Фраза запомнилась миру. Сознание в сумеречной расслабленности. Холм над усеянным трупами полем, генерал изрекает перед своими офицерам, опираясь на своё копье. Любой генерал любым офицерам. Уж эти-то выслушают.

— Теперь ты, Армстронг, — сказал Стефен. — Каким был конец Пирра?

— Конец Пирра, сэр?

— Я знаю, сэр. спросите меня, сэр, — вызвался Комин.

— Погоди. Ну, Армстронг. Что-нибудь знаешь о Пирре?

В сумке Армстронга уютно уложен пакетик с крендельками. Время от времени он сплющивал их меж ладоней и тихонько проглатывал. Крошки прилипли к тонкой коже губ. Подслащенное дыхание мальчика. Богатая семья; гордятся, что их старший сын служит во флоте. Далкей, улица Вико-Роуд.

— Пирр, сэр? Пирр — пирc.

Все хохочут. Безрадостный звонко злорадный смех.

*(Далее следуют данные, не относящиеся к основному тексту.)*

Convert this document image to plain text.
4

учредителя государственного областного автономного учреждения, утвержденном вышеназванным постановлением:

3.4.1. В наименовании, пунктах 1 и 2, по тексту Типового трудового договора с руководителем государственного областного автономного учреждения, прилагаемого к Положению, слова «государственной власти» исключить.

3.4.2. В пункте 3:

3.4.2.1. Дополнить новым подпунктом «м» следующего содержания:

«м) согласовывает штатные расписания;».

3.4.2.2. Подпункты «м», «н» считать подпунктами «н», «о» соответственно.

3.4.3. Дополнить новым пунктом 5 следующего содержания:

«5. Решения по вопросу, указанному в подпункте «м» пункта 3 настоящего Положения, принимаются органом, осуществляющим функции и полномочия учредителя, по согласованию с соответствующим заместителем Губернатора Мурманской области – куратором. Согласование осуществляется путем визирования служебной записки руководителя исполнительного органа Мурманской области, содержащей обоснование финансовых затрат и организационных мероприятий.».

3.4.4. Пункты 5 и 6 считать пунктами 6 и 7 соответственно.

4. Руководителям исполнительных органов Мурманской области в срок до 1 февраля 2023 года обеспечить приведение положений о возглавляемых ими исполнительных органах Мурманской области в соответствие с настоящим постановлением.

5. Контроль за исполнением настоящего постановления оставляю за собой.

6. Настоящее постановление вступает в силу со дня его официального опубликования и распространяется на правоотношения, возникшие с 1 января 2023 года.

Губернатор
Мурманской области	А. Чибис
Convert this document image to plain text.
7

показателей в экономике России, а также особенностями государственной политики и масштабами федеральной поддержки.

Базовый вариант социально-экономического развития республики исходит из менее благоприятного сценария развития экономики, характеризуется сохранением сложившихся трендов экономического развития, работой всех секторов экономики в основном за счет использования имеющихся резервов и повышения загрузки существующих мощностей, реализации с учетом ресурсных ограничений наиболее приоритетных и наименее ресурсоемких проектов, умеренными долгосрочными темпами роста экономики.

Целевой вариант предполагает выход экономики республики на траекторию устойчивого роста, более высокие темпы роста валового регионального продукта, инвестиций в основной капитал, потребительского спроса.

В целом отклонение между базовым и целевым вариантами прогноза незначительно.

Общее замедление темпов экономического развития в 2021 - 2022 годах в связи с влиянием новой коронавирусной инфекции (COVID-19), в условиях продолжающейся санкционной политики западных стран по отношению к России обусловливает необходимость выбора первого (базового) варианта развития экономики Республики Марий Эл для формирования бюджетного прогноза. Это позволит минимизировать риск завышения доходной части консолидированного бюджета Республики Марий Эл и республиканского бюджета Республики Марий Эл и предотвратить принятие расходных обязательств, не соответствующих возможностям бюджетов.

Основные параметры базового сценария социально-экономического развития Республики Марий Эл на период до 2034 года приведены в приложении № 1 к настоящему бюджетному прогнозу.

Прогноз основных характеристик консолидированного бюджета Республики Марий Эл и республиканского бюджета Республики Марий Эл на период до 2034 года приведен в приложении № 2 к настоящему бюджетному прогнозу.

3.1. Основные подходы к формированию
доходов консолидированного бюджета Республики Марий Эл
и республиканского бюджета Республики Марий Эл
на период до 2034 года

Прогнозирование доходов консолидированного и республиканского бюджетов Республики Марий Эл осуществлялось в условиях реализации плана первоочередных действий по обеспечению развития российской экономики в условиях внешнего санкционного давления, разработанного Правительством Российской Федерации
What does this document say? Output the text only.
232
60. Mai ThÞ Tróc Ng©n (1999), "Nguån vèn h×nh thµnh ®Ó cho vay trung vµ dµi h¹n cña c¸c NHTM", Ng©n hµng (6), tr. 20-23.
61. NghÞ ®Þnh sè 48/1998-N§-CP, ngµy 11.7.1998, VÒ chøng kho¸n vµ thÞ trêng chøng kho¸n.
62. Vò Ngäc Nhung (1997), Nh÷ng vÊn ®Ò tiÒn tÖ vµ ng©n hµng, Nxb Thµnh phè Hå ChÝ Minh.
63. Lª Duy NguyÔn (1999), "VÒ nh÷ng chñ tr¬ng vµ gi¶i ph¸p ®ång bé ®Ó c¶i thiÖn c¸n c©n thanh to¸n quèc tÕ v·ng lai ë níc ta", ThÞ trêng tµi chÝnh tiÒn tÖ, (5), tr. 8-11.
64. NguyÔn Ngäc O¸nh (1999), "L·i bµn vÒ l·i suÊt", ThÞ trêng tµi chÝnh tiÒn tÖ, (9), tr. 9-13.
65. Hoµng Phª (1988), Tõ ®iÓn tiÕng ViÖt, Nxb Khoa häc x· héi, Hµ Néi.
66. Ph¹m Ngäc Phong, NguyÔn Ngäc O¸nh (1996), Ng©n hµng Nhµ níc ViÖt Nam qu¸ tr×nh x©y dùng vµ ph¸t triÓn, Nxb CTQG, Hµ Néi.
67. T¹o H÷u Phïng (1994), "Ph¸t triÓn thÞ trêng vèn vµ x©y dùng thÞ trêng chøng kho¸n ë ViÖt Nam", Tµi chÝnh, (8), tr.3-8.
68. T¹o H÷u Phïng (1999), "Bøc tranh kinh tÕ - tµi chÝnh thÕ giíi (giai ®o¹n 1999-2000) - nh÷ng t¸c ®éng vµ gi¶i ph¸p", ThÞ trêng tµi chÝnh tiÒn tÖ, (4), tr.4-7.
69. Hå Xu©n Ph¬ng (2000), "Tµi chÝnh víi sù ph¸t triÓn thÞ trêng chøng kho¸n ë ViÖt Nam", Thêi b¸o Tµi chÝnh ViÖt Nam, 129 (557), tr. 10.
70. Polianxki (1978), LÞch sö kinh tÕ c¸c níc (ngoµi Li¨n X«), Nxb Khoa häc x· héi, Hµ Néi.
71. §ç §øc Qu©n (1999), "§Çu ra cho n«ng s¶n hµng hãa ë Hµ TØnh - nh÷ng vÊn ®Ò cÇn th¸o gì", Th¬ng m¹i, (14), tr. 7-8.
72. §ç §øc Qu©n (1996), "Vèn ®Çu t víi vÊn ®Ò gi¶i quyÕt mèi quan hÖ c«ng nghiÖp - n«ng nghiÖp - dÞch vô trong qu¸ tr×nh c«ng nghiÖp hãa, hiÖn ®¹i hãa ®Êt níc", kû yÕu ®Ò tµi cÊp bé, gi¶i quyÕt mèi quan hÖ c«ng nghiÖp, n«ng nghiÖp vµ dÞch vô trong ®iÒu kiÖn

Армстронг оборачивается на однокласников; глуповато-озорной профиль. Сейчас засмеются ещё громче, зная мой либерализм и какую плату вносят их папаши.

— Тогда скажи мне, — говорит Стефен, толкая книгой в плечо мальчика, — что такое пирc?

— Пирc, сэр,–поясняет Армстронг, — это такая штука в море. Вроде моста. Кингстон-пирc, сэр.

Кто-то засмеялся снова: безрадостно, но со значением. Двое на задней парте зашептались. Да. Уже знают: так и не научились и не были никогда девственны. Все. Он с завистью смотрел на их лица. Эдит, Этель, Герти, Лили. Такие же как и они: и в их дыхании та же сладость от чая с вареньем, браслеты их позвякивают в единоборстве.

— Кингстон-пирc, — говорит Стефен. — Всё верно, неоконченный мост.

Его слова встевожили их взор.

— Как это, сэр? — спросил Комин. — Ведь мосты это через реку.

Прямо-таки Хейнсу в сборник. И некому послушать. Вечером искусно, в разгар пьянки и развязной болтовни, проткнуть наполированную броню его сознания. И что с того? Шут при дворе своего господина, которому дозволено, как презренному, заслуживать милостивой похвалы хозяина. Зачем они шли на всё это? Ведь не только же, чтоб гладили по шёрстке. И для них история была одной из прочих надокучливых баек, а их страна ломбардом.

Cкажем не грохнули бы Пирра при свалке в Аргосе, или Юлий Цезарь остался б недобитым. О них не помыслить иначе. Отмечены клеймом времени и выставлены, в колодках, в зале неисчислимых возможностей, что сами же и отвергли. Но разве им давалась возможность увидать кем они так и не стали? Или возможно только то, что происходит? Тки, ветра ткач.

— Раcскажите нам какую-нибудь историю, сэр.

— О, да, сэр. С привидениями.

— Здесь вам откуда? — спросил Стефен, открывая другую книгу.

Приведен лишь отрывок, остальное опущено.